Rhubarb dump cake is a simple and delicious dessert that combines the tartness of rhubarb with the sweetness of cake. There are variations of this recipe, some incorporating flavored gelatin (Jell-O) and others omitting it.
Below is a traditional recipe that includes strawberry-flavored gelatin, followed by advice on making the cake without gelatin.
Rhubarb Dump Cake with Strawberry Jell-O
Ingredients:
- 4 cups chopped rhubarb (fresh or frozen)
- 1 cup granulated sugar
- 1 (3-ounce) package strawberry-flavored gelatin (Jell-O)
- 1 box yellow or white cake mix
- 1/2 cup (1 stick) unsalted butter, melted
- 1 cup water
Instructions:
Prepare the Oven: Preheat your oven to 350°F (175°C).
Layer the Rhubarb: Evenly spread the chopped rhubarb at the bottom of a 9×13-inch baking dish.
Add Sugar and Gelatin: Sprinkle the granulated sugar over the rhubarb, followed by the dry strawberry-flavored gelatin mix.
Add Cake Mix: Evenly distribute the dry cake mix over the rhubarb and sugar layers.
Add Butter and Water: Drizzle the melted butter over the cake mix. Then, pour the water evenly over the top.
Bake: Place the dish in the preheated oven and bake for 45-50 minutes, or until the top is golden brown and the filling is bubbly.
Serve: Allow the cake to cool for at least 30 minutes before serving. Enjoy it warm, optionally topped with vanilla ice cream or whipped cream.
Making Rhubarb Dump Cake Without Jell-O
If you prefer to make a rhubarb dump cake without using flavored gelatin, you can achieve a delightful dessert by following these adjustments:
Increase the Sugar: Since the flavored gelatin adds sweetness and flavor, you’ll need to compensate by increasing the sugar. Sprinkle 1 to 1.5 cups of granulated sugar over the rhubarb, depending on your sweetness preference and the tartness of the rhubarb.

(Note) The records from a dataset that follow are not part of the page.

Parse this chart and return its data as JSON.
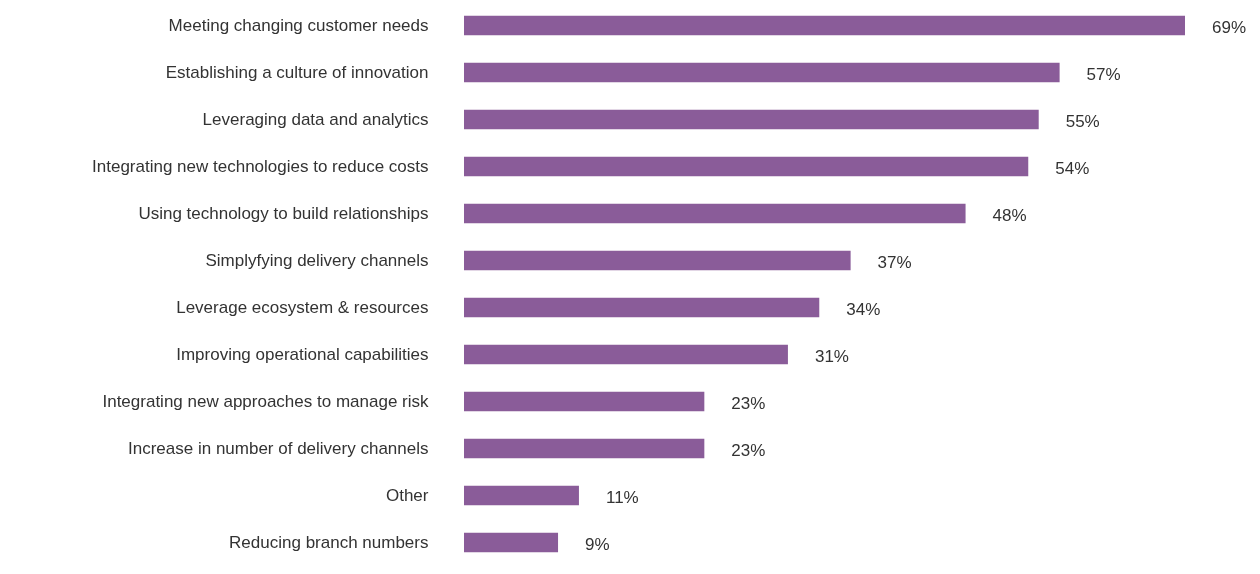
{
  "chart_data": {
    "type": "bar",
    "orientation": "horizontal",
    "categories": [
      "Meeting changing customer needs",
      "Establishing a culture of innovation",
      "Leveraging data and analytics",
      "Integrating new technologies to reduce costs",
      "Using technology to build relationships",
      "Simplyfying delivery channels",
      "Leverage ecosystem & resources",
      "Improving operational capabilities",
      "Integrating new approaches to manage risk",
      "Increase in number of delivery channels",
      "Other",
      "Reducing branch numbers"
    ],
    "values": [
      69,
      57,
      55,
      54,
      48,
      37,
      34,
      31,
      23,
      23,
      11,
      9
    ],
    "value_labels": [
      "69%",
      "57%",
      "55%",
      "54%",
      "48%",
      "37%",
      "34%",
      "31%",
      "23%",
      "23%",
      "11%",
      "9%"
    ],
    "color": "#8a5c99"
  }
}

Add Cornstarch: To thicken the fruit juices and prevent the dessert from becoming too runny, mix 1 to 2 tablespoons of cornstarch with the sugar before sprinkling it over the rhubarb.

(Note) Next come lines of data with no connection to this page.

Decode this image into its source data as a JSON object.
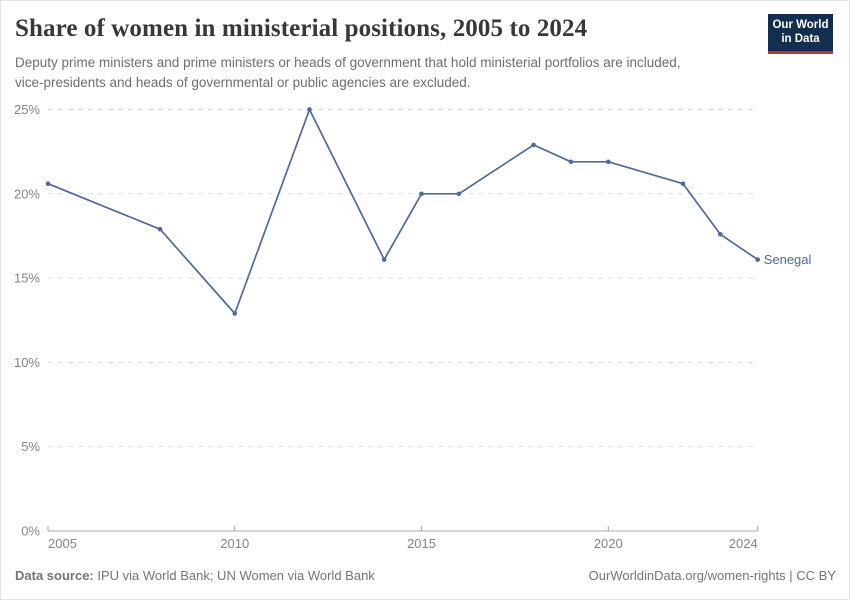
{
  "header": {
    "title": "Share of women in ministerial positions, 2005 to 2024",
    "subtitle": "Deputy prime ministers and prime ministers or heads of government that hold ministerial portfolios are included, vice-presidents and heads of governmental or public agencies are excluded.",
    "logo": {
      "line1": "Our World",
      "line2": "in Data"
    }
  },
  "chart_data": {
    "type": "line",
    "title": "Share of women in ministerial positions, 2005 to 2024",
    "xlabel": "",
    "ylabel": "",
    "xlim": [
      2005,
      2024
    ],
    "ylim": [
      0,
      25
    ],
    "x_ticks": [
      2005,
      2010,
      2015,
      2020,
      2024
    ],
    "y_ticks": [
      0,
      5,
      10,
      15,
      20,
      25
    ],
    "y_tick_suffix": "%",
    "grid": "horizontal-dashed",
    "legend_position": "end-of-line-label",
    "series": [
      {
        "name": "Senegal",
        "color": "#4c6a9c",
        "points": [
          [
            2005,
            20.6
          ],
          [
            2008,
            17.9
          ],
          [
            2010,
            12.9
          ],
          [
            2012,
            25
          ],
          [
            2014,
            16.1
          ],
          [
            2015,
            20
          ],
          [
            2016,
            20
          ],
          [
            2018,
            22.9
          ],
          [
            2019,
            21.9
          ],
          [
            2020,
            21.9
          ],
          [
            2022,
            20.6
          ],
          [
            2023,
            17.6
          ],
          [
            2024,
            16.1
          ]
        ]
      }
    ]
  },
  "footer": {
    "source_label": "Data source:",
    "source_text": " IPU via World Bank; UN Women via World Bank",
    "right_text": "OurWorldinData.org/women-rights | CC BY"
  },
  "colors": {
    "line": "#4c6a9c",
    "gridline": "#dedede",
    "axis_line": "#a8a8a8",
    "axis_text": "#858585",
    "title_text": "#383838",
    "subtitle_text": "#6e6e6e",
    "footer_text": "#757575",
    "logo_bg": "#132e4e",
    "logo_stripe": "#c2332d"
  }
}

Incorporate Additional Flavors: For added depth of flavor, consider mixing in 1 teaspoon of ground cinnamon or a splash of vanilla extract with the sugar.

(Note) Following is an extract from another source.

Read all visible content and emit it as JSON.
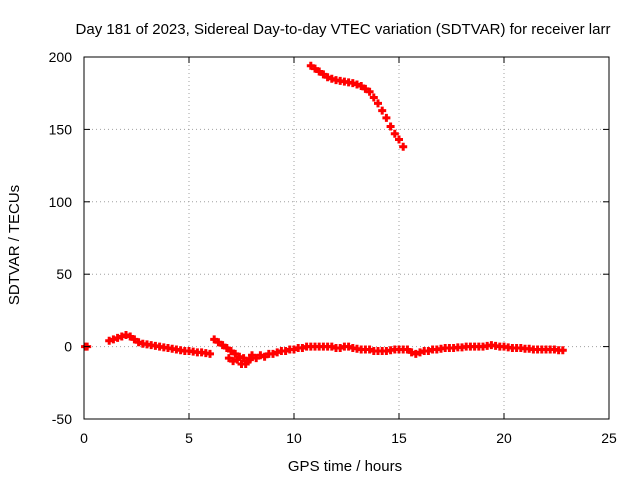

By making these adjustments, you can create a delicious rhubarb dump cake that highlights the natural tartness of the rhubarb without the added flavor from gelatin.
Considerations for Both Versions
- Fruit Variations: You can combine rhubarb with other fruits like strawberries or apples to add complexity to the flavor.
- Cake Mix Options: While yellow or white cake mix is traditional, experimenting with flavors like vanilla or spice cake mix can offer a unique twist.
- Serving Suggestions: Both versions of the dump cake pair wonderfully with vanilla ice cream or whipped cream.
Ultimately, the choice between using flavored gelatin or not depends on your flavor preferences and desired sweetness. The gelatin version imparts a fruity flavor and vibrant color, while the non-gelatin version offers a more straightforward rhubarb taste.
FAQs
Rhubarb dump cake is a simple and delicious dessert that combines the tartness of rhubarb with the sweetness of cake. Here are five frequently asked questions about rhubarb dump cake, along with their answers:
1. Can I use frozen rhubarb for rhubarb dump cake?
Yes, you can use frozen rhubarb in a rhubarb dump cake. There’s no need to thaw it before baking; simply add the frozen rhubarb directly to the baking dish. This method works well and doesn’t significantly affect the texture of the finished cake.
2. Does rhubarb dump cake need to be refrigerated?
After baking and cooling, it’s recommended to refrigerate rhubarb dump cake. Cover the cake with plastic wrap or foil and store it in the refrigerator to maintain freshness and prevent spoilage.
3. How long does rhubarb dump cake last?
When stored properly in the refrigerator, rhubarb dump cake can last up to several days. Some bakers even suggest that the flavor improves after being refrigerated overnight.
4. Can I freeze rhubarb dump cake?
Yes, you can freeze rhubarb dump cake. After baking, allow the cake to cool completely. Then, wrap individual portions tightly with plastic wrap and aluminum foil to prevent freezer burn. Label each portion with the date and contents.
When ready to enjoy, thaw the cake in the refrigerator overnight or at room temperature for a few hours before reheating.
5. What type of cake mix should I use for rhubarb dump cake?
While yellow or white cake mix is commonly used for rhubarb dump cake, you can experiment with other flavors like vanilla or spice cake mix to add a unique twist to the dessert.
These insights should help you prepare and enjoy a delightful rhubarb dump cake.